OwenDuffy.net 


 

An introduction to Broadband over Power Lines

Recent developments in technology have delivered chipsets designed for transmission of high speed data at Broadband speeds over existing power line infrastructure in a range of scopes including existing premises power wiring, the low voltage (LV) distribution network, and high voltage (HV) transmission network.

Power Line Communications (PLC) is not new; it has been in use for a very long time for electricity network protection, control, telemetry, voice and data communications, and demand side load management.

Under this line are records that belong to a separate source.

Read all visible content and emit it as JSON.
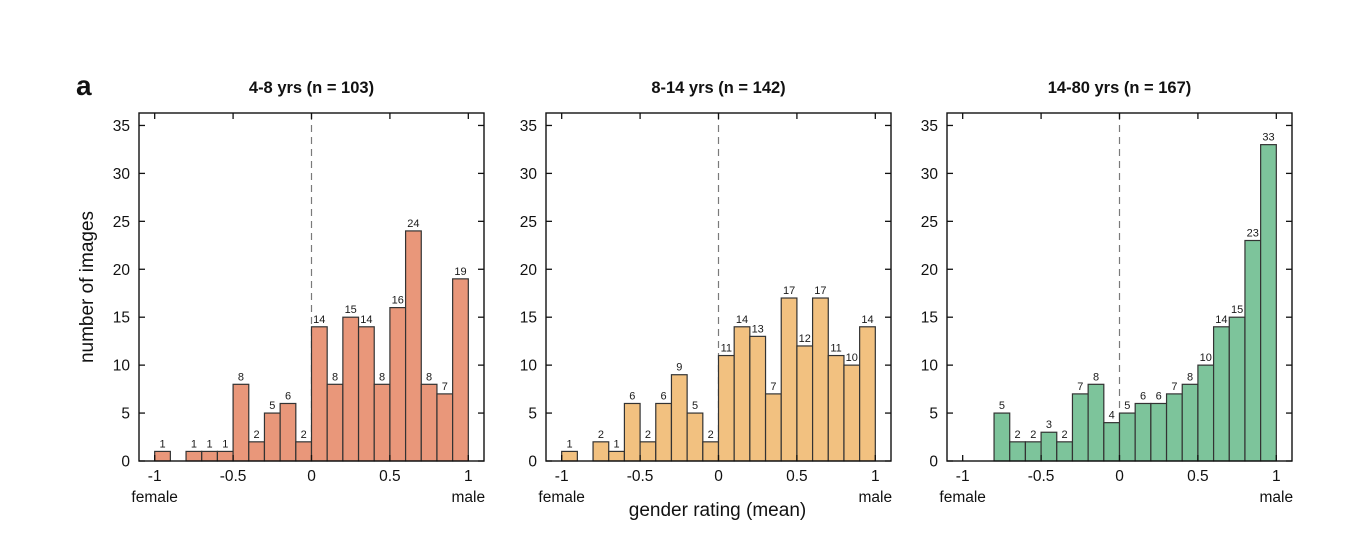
{
  "panel_label": "a",
  "ylabel": "number of images",
  "xlabel": "gender rating (mean)",
  "axes": {
    "bin_start": -1.0,
    "bin_width": 0.1,
    "xlim": [
      -1.1,
      1.1
    ],
    "ylim": [
      0,
      36.3
    ],
    "xtick_values": [
      -1,
      -0.5,
      0,
      0.5,
      1
    ],
    "xticks": [
      "-1",
      "-0.5",
      "0",
      "0.5",
      "1"
    ],
    "yticks": [
      0,
      5,
      10,
      15,
      20,
      25,
      30,
      35
    ],
    "ref_line_x": 0,
    "grid": false,
    "x_end_labels": {
      "left": "female",
      "right": "male"
    }
  },
  "chart_data": [
    {
      "type": "bar",
      "title": "4-8 yrs (n = 103)",
      "color": "#e9977a",
      "bar_edge_color": "#333333",
      "bin_lefts": [
        -1.0,
        -0.9,
        -0.8,
        -0.7,
        -0.6,
        -0.5,
        -0.4,
        -0.3,
        -0.2,
        -0.1,
        0.0,
        0.1,
        0.2,
        0.3,
        0.4,
        0.5,
        0.6,
        0.7,
        0.8,
        0.9
      ],
      "values": [
        1,
        0,
        1,
        1,
        1,
        8,
        2,
        5,
        6,
        2,
        14,
        8,
        15,
        14,
        8,
        16,
        24,
        8,
        7,
        19
      ]
    },
    {
      "type": "bar",
      "title": "8-14 yrs (n = 142)",
      "color": "#f2c180",
      "bar_edge_color": "#333333",
      "bin_lefts": [
        -1.0,
        -0.9,
        -0.8,
        -0.7,
        -0.6,
        -0.5,
        -0.4,
        -0.3,
        -0.2,
        -0.1,
        0.0,
        0.1,
        0.2,
        0.3,
        0.4,
        0.5,
        0.6,
        0.7,
        0.8,
        0.9
      ],
      "values": [
        1,
        0,
        2,
        1,
        6,
        2,
        6,
        9,
        5,
        2,
        11,
        14,
        13,
        7,
        17,
        12,
        17,
        11,
        10,
        14
      ]
    },
    {
      "type": "bar",
      "title": "14-80 yrs (n = 167)",
      "color": "#7dc49b",
      "bar_edge_color": "#333333",
      "bin_lefts": [
        -1.0,
        -0.9,
        -0.8,
        -0.7,
        -0.6,
        -0.5,
        -0.4,
        -0.3,
        -0.2,
        -0.1,
        0.0,
        0.1,
        0.2,
        0.3,
        0.4,
        0.5,
        0.6,
        0.7,
        0.8,
        0.9
      ],
      "values": [
        0,
        0,
        5,
        2,
        2,
        3,
        2,
        7,
        8,
        4,
        5,
        6,
        6,
        7,
        8,
        10,
        14,
        15,
        23,
        33
      ]
    }
  ]
}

Some of these applications are more broadly captured by the term Power Line Telecommunications (PLT).

Broadband over Power Lines (BPL) is a specialised form of PLT, it is designed to deliver high speed data services at Broadband speeds (greater than 256Kbps), usually delivered to the customer with an Internet Protocol (IP) interface and principally for access to the Internet.

It is a combination of the growing demand for Broadband data services and development of powerful digital signal processing capability on silicon chips that has encouraged BPL.

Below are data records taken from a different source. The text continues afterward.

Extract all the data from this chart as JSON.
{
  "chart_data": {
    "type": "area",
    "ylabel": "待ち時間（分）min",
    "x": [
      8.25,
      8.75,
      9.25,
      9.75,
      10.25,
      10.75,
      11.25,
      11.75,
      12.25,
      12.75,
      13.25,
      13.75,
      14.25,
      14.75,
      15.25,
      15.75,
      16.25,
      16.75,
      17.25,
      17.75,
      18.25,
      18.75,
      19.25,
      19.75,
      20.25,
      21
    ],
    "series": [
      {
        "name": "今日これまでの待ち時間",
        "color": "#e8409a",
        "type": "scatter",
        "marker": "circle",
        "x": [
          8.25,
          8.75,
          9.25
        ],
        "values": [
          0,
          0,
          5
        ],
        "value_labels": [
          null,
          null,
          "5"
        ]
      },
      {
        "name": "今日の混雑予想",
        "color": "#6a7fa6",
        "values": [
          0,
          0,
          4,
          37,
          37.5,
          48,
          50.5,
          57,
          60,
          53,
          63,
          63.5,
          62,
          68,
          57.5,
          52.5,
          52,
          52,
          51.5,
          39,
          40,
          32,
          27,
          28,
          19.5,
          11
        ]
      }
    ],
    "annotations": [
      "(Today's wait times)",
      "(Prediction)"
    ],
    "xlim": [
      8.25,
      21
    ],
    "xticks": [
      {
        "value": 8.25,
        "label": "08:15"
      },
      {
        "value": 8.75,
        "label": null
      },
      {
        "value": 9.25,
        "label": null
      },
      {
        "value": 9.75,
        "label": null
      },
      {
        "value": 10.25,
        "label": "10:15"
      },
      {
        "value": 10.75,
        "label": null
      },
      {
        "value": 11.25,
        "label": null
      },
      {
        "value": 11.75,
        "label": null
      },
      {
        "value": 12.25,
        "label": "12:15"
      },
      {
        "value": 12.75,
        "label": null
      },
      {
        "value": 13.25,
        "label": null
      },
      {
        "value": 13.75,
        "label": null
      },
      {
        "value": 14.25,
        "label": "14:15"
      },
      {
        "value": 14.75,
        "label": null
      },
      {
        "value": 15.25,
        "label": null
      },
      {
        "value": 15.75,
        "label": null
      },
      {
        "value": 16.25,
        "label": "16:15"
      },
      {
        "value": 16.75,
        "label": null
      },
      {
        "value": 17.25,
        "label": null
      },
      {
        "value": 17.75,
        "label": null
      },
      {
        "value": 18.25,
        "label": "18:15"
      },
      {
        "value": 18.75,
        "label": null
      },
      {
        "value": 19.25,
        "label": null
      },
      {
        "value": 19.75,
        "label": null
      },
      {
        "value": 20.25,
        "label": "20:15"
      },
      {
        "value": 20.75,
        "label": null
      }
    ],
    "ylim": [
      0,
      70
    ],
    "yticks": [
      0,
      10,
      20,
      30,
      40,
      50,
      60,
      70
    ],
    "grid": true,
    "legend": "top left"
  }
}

BPL achieves the high data rates by modulation of carriers at radio frequencies with the data, and transmission of that radio frequency energy on the power line media. BPL does not depend on radiation of radio frequency energy for its operation; BPL uses conduction on the metallic power line conductors to carry the modulated data signals from the sending BPL modem to the receiving BPL modem.

Power lines in their various forms are almost universally unsuitable media for transmission of radio frequency energy for a number of reasons, but most importantly to users of radiocommunications services, because of the leakage of substantial radiocommunications energy from the power lines and in-building wiring and the consequent risk of interference to radiocommunications services.

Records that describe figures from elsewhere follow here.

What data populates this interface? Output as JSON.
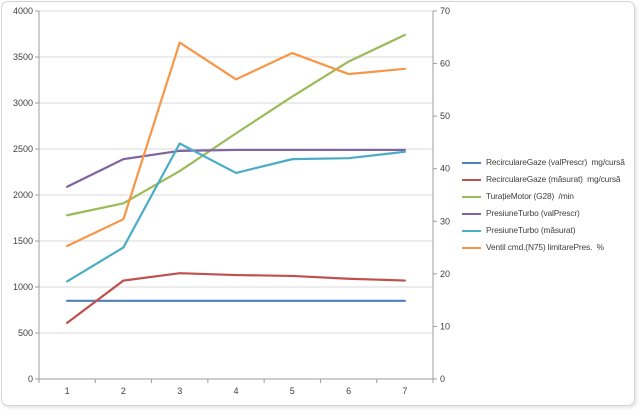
{
  "chart_data": {
    "type": "line",
    "title": "",
    "xlabel": "",
    "ylabel_left": "",
    "ylabel_right": "",
    "x_categories": [
      "1",
      "2",
      "3",
      "4",
      "5",
      "6",
      "7"
    ],
    "axes": {
      "left": {
        "min": 0,
        "max": 4000,
        "step": 500,
        "tick_labels": [
          "0",
          "500",
          "1000",
          "1500",
          "2000",
          "2500",
          "3000",
          "3500",
          "4000"
        ]
      },
      "right": {
        "min": 0,
        "max": 70,
        "step": 10,
        "tick_labels": [
          "0",
          "10",
          "20",
          "30",
          "40",
          "50",
          "60",
          "70"
        ]
      }
    },
    "grid": {
      "horizontal": true,
      "vertical": false
    },
    "legend_position": "right",
    "series": [
      {
        "name": "RecirculareGaze (valPrescr)  mg/cursă",
        "color": "#4F81BD",
        "axis": "left",
        "values": [
          850,
          850,
          850,
          850,
          850,
          850,
          850
        ]
      },
      {
        "name": "RecirculareGaze (măsurat)  mg/cursă",
        "color": "#C0504D",
        "axis": "left",
        "values": [
          610,
          1070,
          1150,
          1130,
          1120,
          1090,
          1070
        ]
      },
      {
        "name": "TurațieMotor (G28)  /min",
        "color": "#9BBB59",
        "axis": "left",
        "values": [
          1780,
          1910,
          2260,
          2670,
          3070,
          3450,
          3740
        ]
      },
      {
        "name": "PresiuneTurbo (valPrescr)",
        "color": "#8064A2",
        "axis": "left",
        "values": [
          2090,
          2390,
          2480,
          2490,
          2490,
          2490,
          2490
        ]
      },
      {
        "name": "PresiuneTurbo (măsurat)",
        "color": "#4BACC6",
        "axis": "left",
        "values": [
          1060,
          1430,
          2560,
          2240,
          2390,
          2400,
          2470
        ]
      },
      {
        "name": "Ventil cmd.(N75) limitarePres.  %",
        "color": "#F79646",
        "axis": "right",
        "values": [
          25.3,
          30.4,
          64,
          57,
          62,
          58,
          59
        ]
      }
    ]
  },
  "colors": {
    "background": "#ffffff",
    "frame_border": "#d4d4d4",
    "gridline": "#d9d9d9",
    "axis_line": "#9c9c9c",
    "axis_text": "#3f3f3f"
  }
}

Current BPL technologies mainly use the radio spectrum from about 2MHz up to 30MHz to 80MHz (HF and VHF radio spectrum). BPL signals that leak from infrastructure are quite unlike any other form of radio frequency radiation, they are wideband (typically several MHz wide for individual links) with almost uniform power density across that bandwidth when in traffic, and they have the potential to interfere with a very large number of radiocommunications services used for diverse purposes.

BPL interference is a most serious threat to all radiocommunications users, and especially to Radio Amateurs because of their use of relatively weak signal operation, often limited only by external noise and interference.